Additionally, macroeconomic vulnerabilities—such as fluctuating exchange rates and dependency on volatile global commodity prices—exacerbate the difficulties faced by exporters. These factors often diminish the intended benefits of the ECOWAS Agreement, creating an environment where short‐term gains are offset by long‐term structural deficiencies. The lack of comprehensive support mechanisms, such as access to finance and technology transfer, further hinders small and medium enterprises from leveraging the liberalized trade environment. Consequently, the trade reforms have not consistently translated into enhanced competitiveness across all sectors. This gap between policy intent and practical outcomes calls for a rigorous investigation into the actual impacts of trade liberalization. The study aims to fill this research gap by exploring how various constraints interact to affect export performance, and by identifying critical policy levers that can be used to maximize the benefits of regional integration. Addressing these issues is fundamental for policymakers and industry stakeholders who seek to refine strategies that could ultimately lead to a more robust and competitive export sector in Nigeria.
Objectives of the Study:
To evaluate the effects of trade liberalization on Nigeria’s export performance under the ECOWAS framework.
To analyze sector-specific outcomes resulting from policy reforms.
To recommend policy measures for enhancing export competitiveness.
Research Questions:
How has the ECOWAS Agreement influenced Nigeria’s export performance?
What are the critical challenges affecting the competitiveness of Nigerian exports?
How can policy interventions better support domestic industries in a liberalized trade environment?
Research Hypotheses:
Trade liberalization under ECOWAS positively impacts Nigeria’s export performance.

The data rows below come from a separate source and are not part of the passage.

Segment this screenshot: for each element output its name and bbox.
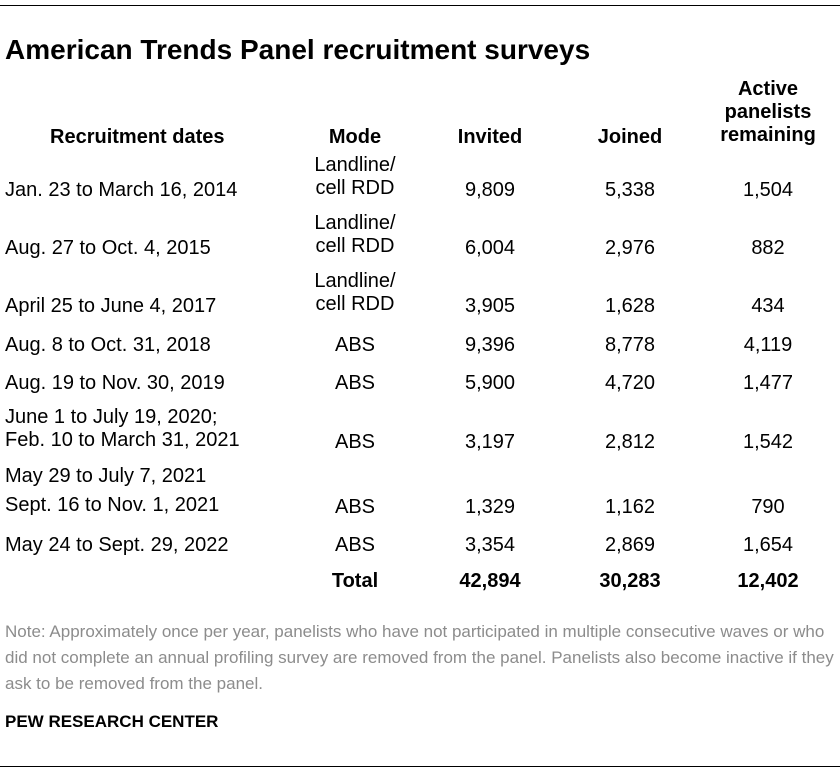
active-cell: 1,654: [742, 534, 794, 556]
invited-cell: 3,354: [464, 534, 516, 556]
invited-cell: 1,329: [464, 496, 516, 518]
joined-cell: 2,812: [604, 431, 656, 453]
mode-line: ABS: [334, 372, 376, 394]
header-active-line: panelists: [724, 101, 812, 123]
recruitment-dates: April 25 to June 4, 2017: [5, 295, 216, 318]
date-range: Sept. 16 to Nov. 1, 2021: [5, 494, 220, 516]
date-range: May 24 to Sept. 29, 2022: [5, 534, 229, 556]
mode-cell: ABS: [300, 496, 410, 519]
date-range: Aug. 8 to Oct. 31, 2018: [5, 334, 211, 356]
footnote: Note: Approximately once per year, panel…: [5, 622, 834, 693]
joined-cell: 8,778: [604, 334, 656, 356]
recruitment-dates: May 29 to July 7, 2021 Sept. 16 to Nov. …: [5, 465, 219, 517]
mode-line: Landline/: [314, 154, 396, 176]
recruitment-dates: May 24 to Sept. 29, 2022: [5, 534, 229, 557]
date-range: Aug. 27 to Oct. 4, 2015: [5, 237, 211, 259]
top-rule: [0, 5, 840, 6]
total-label: Total: [331, 570, 379, 592]
mode-cell: Landline/ cell RDD: [300, 154, 410, 200]
mode-line: ABS: [334, 334, 376, 356]
mode-cell: Landline/ cell RDD: [300, 212, 410, 258]
header-active-panelists: Active panelists remaining: [710, 78, 826, 147]
header-joined: Joined: [597, 126, 663, 148]
date-range: Jan. 23 to March 16, 2014: [5, 179, 238, 201]
header-active-line: remaining: [720, 124, 816, 146]
header-recruitment-dates: Recruitment dates: [50, 126, 225, 148]
total-joined: 30,283: [599, 570, 661, 592]
header-mode: Mode: [328, 126, 382, 148]
joined-cell: 2,976: [604, 237, 656, 259]
date-range: Aug. 19 to Nov. 30, 2019: [5, 372, 225, 394]
active-cell: 882: [751, 237, 785, 259]
active-cell: 4,119: [743, 334, 793, 356]
active-cell: 434: [751, 295, 785, 317]
date-range: Feb. 10 to March 31, 2021: [5, 429, 240, 451]
joined-cell: 2,869: [604, 534, 656, 556]
date-range: June 1 to July 19, 2020;: [5, 406, 218, 428]
recruitment-dates: Jan. 23 to March 16, 2014: [5, 179, 237, 202]
source-credit: PEW RESEARCH CENTER: [5, 712, 219, 731]
total-invited: 42,894: [459, 570, 521, 592]
mode-line: ABS: [334, 534, 376, 556]
joined-cell: 1,162: [604, 496, 656, 518]
mode-line: cell RDD: [315, 177, 395, 199]
mode-cell: Landline/ cell RDD: [300, 270, 410, 316]
recruitment-dates: Aug. 27 to Oct. 4, 2015: [5, 237, 211, 260]
mode-line: cell RDD: [315, 293, 395, 315]
mode-cell: ABS: [300, 534, 410, 557]
invited-cell: 3,197: [464, 431, 516, 453]
mode-line: Landline/: [314, 270, 396, 292]
recruitment-dates: Aug. 8 to Oct. 31, 2018: [5, 334, 211, 357]
joined-cell: 4,720: [604, 372, 656, 394]
mode-line: Landline/: [314, 212, 396, 234]
active-cell: 1,477: [742, 372, 794, 394]
date-range: April 25 to June 4, 2017: [5, 295, 217, 317]
recruitment-dates: Aug. 19 to Nov. 30, 2019: [5, 372, 225, 395]
mode-cell: ABS: [300, 431, 410, 454]
active-cell: 1,542: [742, 431, 794, 453]
invited-cell: 9,809: [464, 179, 516, 201]
active-cell: 790: [751, 496, 785, 518]
header-invited: Invited: [457, 126, 523, 148]
joined-cell: 5,338: [604, 179, 656, 201]
mode-line: cell RDD: [315, 235, 395, 257]
invited-cell: 3,905: [464, 295, 516, 317]
total-active: 12,402: [737, 570, 799, 592]
invited-cell: 6,004: [464, 237, 516, 259]
page-title: American Trends Panel recruitment survey…: [5, 34, 591, 65]
recruitment-dates: June 1 to July 19, 2020; Feb. 10 to Marc…: [5, 406, 240, 452]
active-cell: 1,504: [742, 179, 794, 201]
mode-cell: ABS: [300, 372, 410, 395]
mode-line: ABS: [334, 431, 376, 453]
date-range: May 29 to July 7, 2021: [5, 465, 207, 487]
invited-cell: 5,900: [464, 372, 516, 394]
header-active-line: Active: [737, 78, 799, 100]
joined-cell: 1,628: [604, 295, 656, 317]
invited-cell: 9,396: [464, 334, 516, 356]
mode-line: ABS: [334, 496, 376, 518]
bottom-rule: [0, 766, 840, 767]
mode-cell: ABS: [300, 334, 410, 357]
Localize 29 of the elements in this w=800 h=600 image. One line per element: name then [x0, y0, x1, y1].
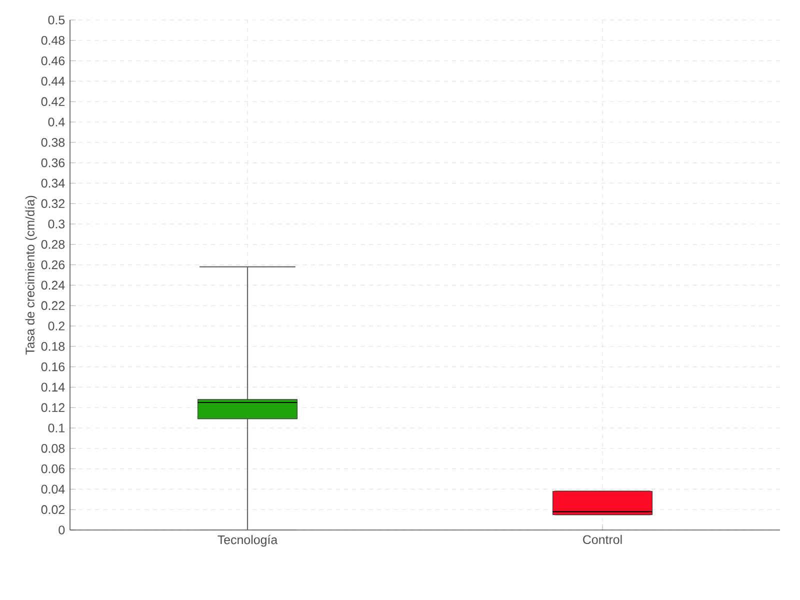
y-tick-label: 0.02	[41, 505, 64, 514]
y-axis-title: Tasa de crecimiento (cm/día)	[25, 196, 37, 355]
y-tick-label: 0.06	[41, 464, 65, 474]
y-tick-label: 0.24	[41, 280, 65, 290]
y-tick-label: 0.08	[41, 444, 65, 453]
y-tick-label: 0.2	[48, 322, 64, 330]
y-tick-label: 0.18	[41, 342, 65, 351]
y-tick-label: 0.04	[41, 484, 65, 494]
y-tick-label: 0.28	[41, 240, 65, 249]
y-tick-label: 0.36	[41, 158, 65, 168]
y-tick-label: 0.42	[41, 97, 64, 106]
y-tick-label: 0.14	[41, 382, 65, 392]
y-tick-label: 0.48	[41, 36, 65, 45]
y-tick-label: 0.38	[41, 138, 65, 147]
y-tick-label: 0.26	[41, 260, 65, 270]
y-tick-label: 0.3	[48, 220, 65, 228]
y-tick-label: 0.22	[41, 301, 64, 310]
y-tick-label: 0.34	[41, 178, 65, 188]
x-tick-label: Tecnología	[218, 534, 278, 547]
y-tick-label: 0.44	[41, 76, 65, 86]
y-tick-label: 0	[58, 526, 65, 534]
y-tick-label: 0.32	[41, 199, 64, 208]
y-tick-label: 0.46	[41, 56, 65, 66]
y-tick-label: 0.4	[48, 118, 65, 126]
y-tick-label: 0.5	[48, 16, 65, 24]
y-tick-label: 0.12	[41, 403, 64, 412]
x-tick-label: Control	[583, 534, 622, 544]
y-tick-label: 0.16	[41, 362, 65, 372]
y-tick-label: 0.1	[48, 424, 64, 432]
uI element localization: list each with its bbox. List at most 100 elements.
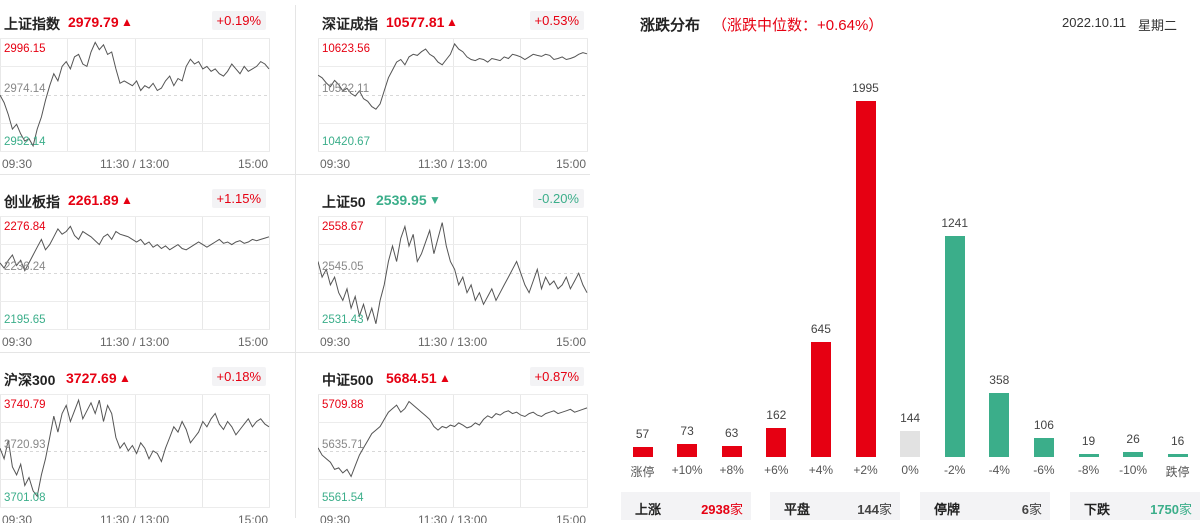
axis-mid-label: 3720.93 [4, 439, 46, 451]
distribution-bar[interactable] [1123, 452, 1144, 457]
index-row-divider [0, 174, 590, 175]
time-start-label: 09:30 [320, 335, 351, 349]
distribution-bar[interactable] [1033, 438, 1054, 457]
index-card-sz[interactable]: 深证成指 10577.81 ▲ +0.53% 10623.56 10522.11 10420… [318, 4, 588, 176]
index-change-badge: +1.15% [211, 189, 266, 208]
median-change-text: （涨跌中位数：+0.64%） [712, 17, 884, 34]
axis-mid-label: 2236.24 [4, 261, 46, 273]
axis-mid-label: 10522.11 [322, 83, 370, 95]
time-start-label: 09:30 [320, 157, 351, 171]
bar-value-label: 16 [1171, 434, 1185, 448]
bar-category-label: +4% [808, 463, 834, 477]
index-grid-divider [295, 5, 296, 518]
bar-category-label: 涨停 [630, 465, 655, 479]
bar-value-label: 358 [989, 373, 1010, 388]
time-mid-label: 11:30 / 13:00 [100, 513, 170, 523]
price-line [0, 398, 270, 498]
summary-count: 144 [857, 502, 879, 517]
price-line [318, 400, 588, 478]
bar-value-label: 162 [766, 408, 787, 423]
axis-high-label: 2558.67 [322, 221, 364, 233]
bar-value-label: 19 [1081, 433, 1096, 448]
index-price: 3727.69 [66, 370, 117, 386]
bar-value-label: 63 [725, 425, 739, 440]
intraday-chart [0, 394, 270, 508]
distribution-bar[interactable] [1167, 454, 1188, 457]
summary-value: 6家 [1022, 499, 1042, 518]
bar-value-label: 645 [810, 321, 831, 336]
time-end-label: 15:00 [238, 513, 269, 523]
index-change-badge: +0.87% [529, 367, 584, 386]
intraday-chart [318, 216, 588, 330]
bar-value-label: 1241 [941, 215, 969, 230]
bar-value-label: 106 [1033, 418, 1054, 433]
index-card-hs300[interactable]: 沪深300 3727.69 ▲ +0.18% 3740.79 3720.93 3701.08… [0, 360, 270, 523]
axis-high-label: 10623.56 [322, 43, 370, 55]
index-row-divider [0, 352, 590, 353]
bar-value-label: 144 [900, 411, 921, 426]
distribution-bar[interactable] [810, 341, 831, 457]
index-name: 上证50 [322, 194, 366, 210]
index-change-badge: +0.19% [211, 11, 266, 30]
index-card-sz50[interactable]: 上证50 2539.95 ▼ -0.20% 2558.67 2545.05 2531.43 0… [318, 182, 588, 354]
time-end-label: 15:00 [556, 335, 587, 349]
time-mid-label: 11:30 / 13:00 [100, 157, 170, 171]
summary-count: 1750 [1150, 502, 1179, 517]
index-name: 中证500 [322, 372, 374, 388]
axis-low-label: 10420.67 [322, 136, 370, 148]
summary-count: 2938 [701, 502, 730, 517]
summary-unit: 家 [878, 502, 892, 517]
distribution-bar[interactable] [855, 101, 876, 457]
intraday-chart [0, 216, 270, 330]
index-card-cyb[interactable]: 创业板指 2261.89 ▲ +1.15% 2276.84 2236.24 2195.65 0… [0, 182, 270, 354]
time-end-label: 15:00 [238, 157, 269, 171]
intraday-chart [318, 38, 588, 152]
time-mid-label: 11:30 / 13:00 [418, 335, 488, 349]
intraday-chart [318, 394, 588, 508]
summary-label: 下跌 [1084, 502, 1111, 517]
summary-fall-box: 下跌 1750家 [1070, 492, 1200, 520]
distribution-bar[interactable] [989, 393, 1010, 457]
time-mid-label: 11:30 / 13:00 [100, 335, 170, 349]
distribution-bar[interactable] [677, 443, 698, 457]
summary-flat-box: 平盘 144家 [770, 492, 900, 520]
bar-category-label: -10% [1119, 463, 1148, 477]
summary-value: 144家 [857, 499, 892, 518]
time-mid-label: 11:30 / 13:00 [418, 157, 488, 171]
summary-suspended-box: 停牌 6家 [920, 492, 1050, 520]
distribution-bar[interactable] [766, 428, 787, 457]
time-end-label: 15:00 [556, 157, 587, 171]
summary-label: 停牌 [934, 502, 961, 517]
distribution-bar[interactable] [900, 431, 921, 457]
price-line [0, 41, 270, 148]
bar-category-label: 跌停 [1165, 465, 1190, 479]
bar-value-label: 1995 [852, 81, 879, 95]
index-card-zz500[interactable]: 中证500 5684.51 ▲ +0.87% 5709.88 5635.71 5561.54… [318, 360, 588, 523]
trend-arrow-icon: ▲ [121, 15, 133, 29]
date-label: 2022.10.11 [1062, 15, 1127, 30]
index-price: 2261.89 [68, 192, 119, 208]
summary-unit: 家 [1178, 502, 1192, 517]
index-price: 10577.81 [386, 14, 445, 30]
bar-category-label: +2% [853, 463, 878, 477]
summary-count: 6 [1021, 502, 1029, 517]
bar-category-label: 0% [901, 463, 919, 477]
bar-category-label: -6% [1033, 463, 1055, 477]
bar-category-label: -2% [944, 463, 966, 477]
axis-high-label: 5709.88 [322, 399, 364, 411]
intraday-chart [0, 38, 270, 152]
axis-mid-label: 5635.71 [322, 439, 364, 451]
distribution-bar[interactable] [632, 446, 653, 457]
bar-category-label: -8% [1077, 463, 1100, 477]
index-price: 5684.51 [386, 370, 437, 386]
index-card-sh[interactable]: 上证指数 2979.79 ▲ +0.19% 2996.15 2974.14 2952.14 0… [0, 4, 270, 176]
distribution-bar[interactable] [721, 445, 742, 457]
summary-label: 上涨 [635, 502, 662, 517]
distribution-title: 涨跌分布 [640, 17, 701, 34]
distribution-bar[interactable] [944, 235, 965, 457]
index-change-badge: +0.18% [211, 367, 266, 386]
distribution-bar[interactable] [1078, 453, 1099, 457]
price-line [318, 222, 588, 324]
index-price: 2539.95 [376, 192, 427, 208]
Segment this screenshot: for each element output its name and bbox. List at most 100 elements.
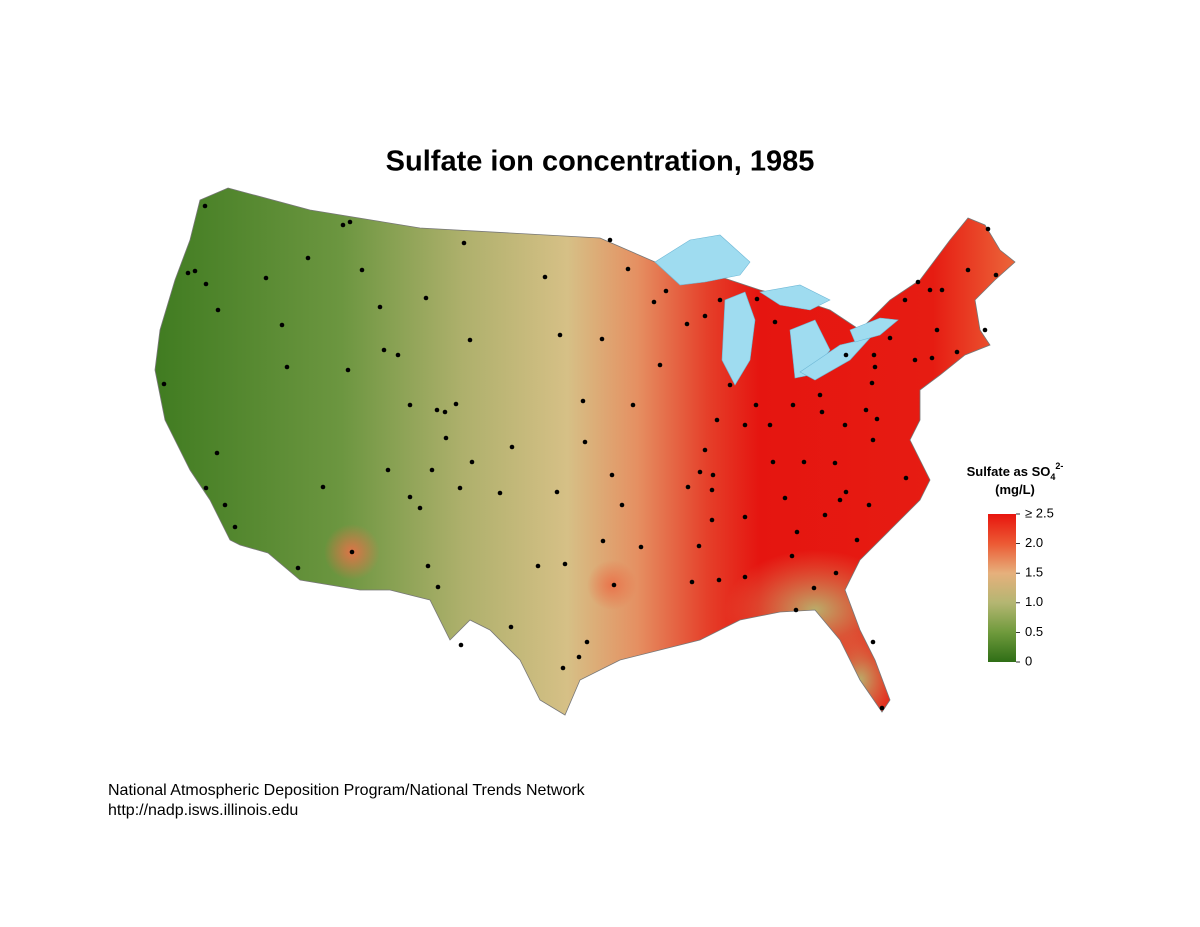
station-dot (469, 459, 475, 465)
station-dot (929, 355, 935, 361)
station-dot (461, 240, 467, 246)
station-dot (912, 357, 918, 363)
station-dot (782, 495, 788, 501)
station-dot (576, 654, 582, 660)
station-dot (657, 362, 663, 368)
station-dot (580, 398, 586, 404)
station-dot (607, 237, 613, 243)
station-dot (993, 272, 999, 278)
station-dot (347, 219, 353, 225)
station-dot (497, 490, 503, 496)
station-dot (457, 485, 463, 491)
footer-line: http://nadp.isws.illinois.edu (108, 802, 298, 819)
station-dot (609, 472, 615, 478)
station-dot (562, 561, 568, 567)
station-dot (619, 502, 625, 508)
station-dot (866, 502, 872, 508)
tick-label: 0 (1025, 653, 1032, 668)
station-dot (560, 665, 566, 671)
station-dot (717, 297, 723, 303)
station-dot (790, 402, 796, 408)
station-dot (833, 570, 839, 576)
station-dot (407, 402, 413, 408)
station-dot (279, 322, 285, 328)
station-dot (874, 416, 880, 422)
station-dot (542, 274, 548, 280)
station-dot (685, 484, 691, 490)
station-dot (305, 255, 311, 261)
station-dot (192, 268, 198, 274)
legend-title: Sulfate as SO42- (967, 461, 1064, 482)
station-dot (349, 549, 355, 555)
station-dot (716, 577, 722, 583)
station-dot (709, 487, 715, 493)
station-dot (435, 584, 441, 590)
station-dot (215, 307, 221, 313)
station-dot (638, 544, 644, 550)
station-dot (395, 352, 401, 358)
station-dot (789, 553, 795, 559)
station-dot (982, 327, 988, 333)
station-dot (557, 332, 563, 338)
station-dot (232, 524, 238, 530)
station-dot (754, 296, 760, 302)
station-dot (214, 450, 220, 456)
station-dot (377, 304, 383, 310)
legend-subscript: 4 (1050, 472, 1055, 482)
station-dot (902, 297, 908, 303)
legend-title-text: Sulfate as SO (967, 464, 1051, 479)
station-dot (819, 409, 825, 415)
station-dot (832, 460, 838, 466)
station-dot (696, 543, 702, 549)
station-dot (663, 288, 669, 294)
station-dot (702, 447, 708, 453)
station-dot (584, 639, 590, 645)
station-dot (843, 489, 849, 495)
station-dot (822, 512, 828, 518)
station-dot (709, 517, 715, 523)
station-dot (872, 364, 878, 370)
station-dot (697, 469, 703, 475)
station-dot (467, 337, 473, 343)
station-dot (423, 295, 429, 301)
station-dot (811, 585, 817, 591)
station-dot (915, 279, 921, 285)
station-dot (869, 380, 875, 386)
station-dot (770, 459, 776, 465)
station-dot (870, 437, 876, 443)
station-dot (554, 489, 560, 495)
station-dot (320, 484, 326, 490)
station-dot (407, 494, 413, 500)
station-dot (843, 352, 849, 358)
station-dot (359, 267, 365, 273)
tick-label: 1.0 (1025, 594, 1043, 609)
tick-label: 1.5 (1025, 565, 1043, 580)
station-dot (625, 266, 631, 272)
station-dot (879, 705, 885, 711)
us-map (155, 188, 1015, 715)
station-dot (582, 439, 588, 445)
station-dot (434, 407, 440, 413)
station-dot (742, 422, 748, 428)
great-lakes (654, 234, 899, 386)
station-dot (425, 563, 431, 569)
tick-label: 0.5 (1025, 624, 1043, 639)
station-dot (203, 485, 209, 491)
station-dot (295, 565, 301, 571)
tick-label: ≥ 2.5 (1025, 505, 1054, 520)
station-dot (887, 335, 893, 341)
station-dot (600, 538, 606, 544)
station-dot (954, 349, 960, 355)
station-dot (684, 321, 690, 327)
station-dot (985, 226, 991, 232)
legend-superscript: 2- (1055, 461, 1063, 471)
station-dot (965, 267, 971, 273)
station-dot (801, 459, 807, 465)
station-dot (345, 367, 351, 373)
station-dot (934, 327, 940, 333)
station-dot (222, 502, 228, 508)
station-dot (767, 422, 773, 428)
station-dot (385, 467, 391, 473)
station-dot (509, 444, 515, 450)
station-dot (794, 529, 800, 535)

Structural constraints significantly moderate the benefits of trade liberalization.
Effective policy reforms can enhance the competitive edge of Nigeria’s export sectors.
Scope and Limitations of the Study:
This study focuses on Nigeria’s export performance within the context of the ECOWAS Agreement from 2010 to 2024. It examines key sectors such as agriculture, manufacturing, and services. Limitations include data inconsistencies, potential biases in secondary sources, and the challenge of isolating liberalization effects from other macroeconomic variables.
Definitions of Terms:
Trade Liberalization: The reduction or removal of trade barriers to promote free trade.
Export Competitiveness: The ability of a country’s goods and services to compete in international markets.
ECOWAS Agreement: A regional trade agreement aimed at economic integration among West African countries.